Many critics found those claims to be, at best, exaggerated at a time when a counterproductive U.S. policy has all but demolished the 2015 Iran nuclear accord and spurred a perilous game of chicken between Washington and Tehran, with drones shot down and tanker ships seized. The prospects are good for much worse between two nations whose leaders publicly declare that the last thing they seek is war with each other.
In support of his veto of the arms resolutions, Trump said in statement, "The United States is very concerned about the conflict's toll on innocent civilians and is working to bring the conflict in Yemen to an end. But we cannot end it through ill-conceived and time-consuming resolutions that fail to address its root causes, Rather than expend time and resources on such resolutions, I encourage the Congress to direct its efforts toward supporting our work to achieve peace through a negotiated settlement to the conflict in Yemen."
In October 2018, Trump called for a cease-fire within 30 days in Yemen. That went nowhere. What’s obvious is how utterly phony the White House pretense of acting as a peacekeeper is.
Ten months ago, Pompeo certified that the Saudis were doing their best to avoid civilian casualties in Yemen. As a condition for continued U.S. support for the Saudi intervention in the country, such certification was required by bipartisan legislation co-sponsored by Democratic Sen. Jeanne Shaheen of New Hampshire and Republican Rep. Todd C. Young of Indiana. The disingenuousness of the call for a cease-fire was fully exposed when it became known that the State Department’s legislative affairs department had pushed hard for the certification to favor Saudis. And the argument backing that push? Not doing so might jeopardize profitable arms deals. Who headed that department until last month? Charles Faulkner, formerly a lobbyist for Raytheon, one of the major U.S. suppliers of weapons to the Saudis.

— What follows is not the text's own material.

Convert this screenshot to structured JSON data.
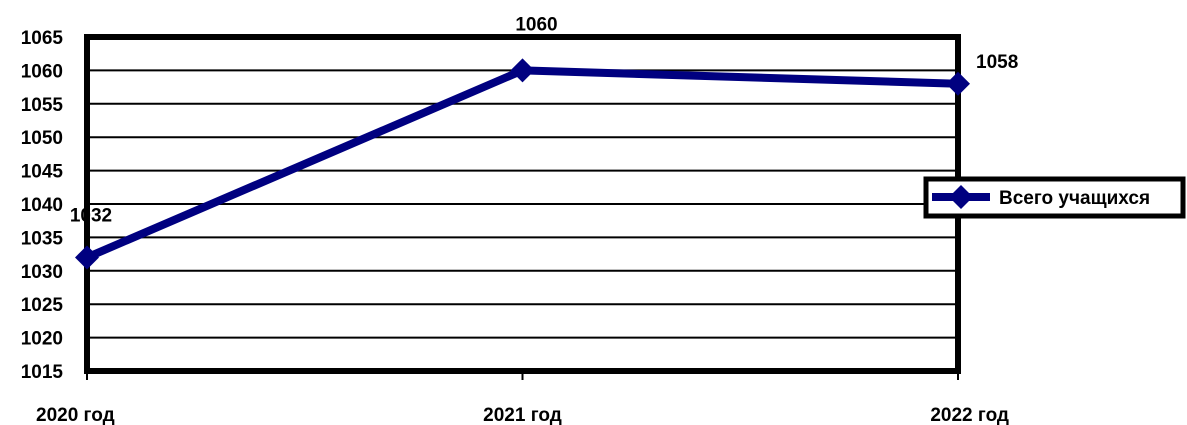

In May, Democratic Rep. Ted Lieu of California, who sponsored one of the resolutions that would have blocked the sales, said in the midst of a hearing on the matter:
“The emergency declaration is nothing more than an egregious abuse of power by an Administration that doesn’t like being told ‘no.’ There is no emergency, but there is a conflict in Yemen that has killed thousands of civilians with U.S.-made weapons and a Congress that is tired of being complicit. Our arms sale process was designed to include congressional review to ensure that U.S. interests and laws are always met with each sale. The Trump Administration knows that these sales would not meet that standard, so they decided to declare a fake emergency in order to bypass Congress. It’s a tactic they’ve used before. This legislation sends a strong signal that we will not tolerate the Trump Administration’s blatant abuse of power.”
During discussion of one of the resolutions in June, Democratic Rep. Tom Malinowski of New Jersey, a former assistant secretary of state for democracy, human rights, and labor, said, “If we allow these arms sales, the effect will be to prolong a war that does not serve U.S. interests, while signaling to the Saudis that they can get away with anything.”
Given the human rights record of Saudi Crown Prince Mohammed bin Salman—a pal of Trump son-in-law Jared Kushner who ordered the murder of journalist Jamal Khashoggi last October—the Saudis already know they can get away with anything. Trump has made that clear repeatedly. With his veto Wednesday, he did it again.